8.    Be utterly, irrepressibly you. Yesterday morning, I searched and searched with my ears and eyes ‘til I found the source of the happiest, most sincere and exuberant upwelling of song. They came to rest on a tiny bird feathered in shades of brown, beak turned to the heavens, belting out its own original aria. He seemed to counsel me, “Hey – all you can do is be utterly, irrepressibly you!” So get on with it. Sing your song!”

9.    Be resourceful and also patient; work diligently, but also wait and watch. Every type of feathered creature has shown me the significance of resourcefulness:  from berry harvesting to collecting puffs of fur and wads of thread for nest lining, they’re wise users of resources.
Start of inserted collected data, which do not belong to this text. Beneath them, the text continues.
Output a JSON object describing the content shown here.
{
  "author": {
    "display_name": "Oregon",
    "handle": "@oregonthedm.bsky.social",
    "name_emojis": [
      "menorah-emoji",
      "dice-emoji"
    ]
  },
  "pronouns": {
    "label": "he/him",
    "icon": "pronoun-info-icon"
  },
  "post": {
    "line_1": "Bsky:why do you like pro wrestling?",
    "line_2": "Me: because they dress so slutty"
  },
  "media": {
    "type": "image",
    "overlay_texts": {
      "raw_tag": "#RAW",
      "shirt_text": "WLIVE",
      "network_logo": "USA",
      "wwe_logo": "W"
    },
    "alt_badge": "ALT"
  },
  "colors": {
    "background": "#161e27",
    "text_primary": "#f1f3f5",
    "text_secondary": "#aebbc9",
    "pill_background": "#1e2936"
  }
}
Their unique vantage points often give them a window onto opportunity to which busy upright creatures may only rarely, if ever, be privy. For many species, this resourcefulness comes coupled with an embedded capacity for patience. Simply watch a great egret or blue heron searching for breakfast and you’ll embrace a new understanding of patience. I’m learning that there’s both a need to apply oneself diligently to one’s daily labor, and also to take things slowly, to survey the broader scene before plunging deeply into activity.

10.Even a minor miracle such as landing gracefully on water can come to be second nature with practice, which helps to transform self-doubt, fear, skepticism, and lassitude into polished performance. I watch the skinny-legged rail come to a skidding but graceful landing in a shallow pool beside the bike path. Grace triumphs over physical form, as its small football-shaped body, gangly neck, large almond-shaped head, and overly long orange beak do not advertise, “Look at graceful me!” Clearly, practice has enabled the adult rail to alight and land with an artful polish that seems the result of committed practice (coupled with some wonderful assistance in the genetic realm from Mother Nature).

11. Bloom where you are planted. I tend to wait until the conditions are “just right” before beginning something, especially a new endeavor. From the proliferation of all types of rather marvelous fungi, I’m taking the counsel to bloom in whatever soil or leaf litter or tree bark you find yourself, as you may just be able to nourish others from the nutrients you draw from whatever medium in which you find yourself.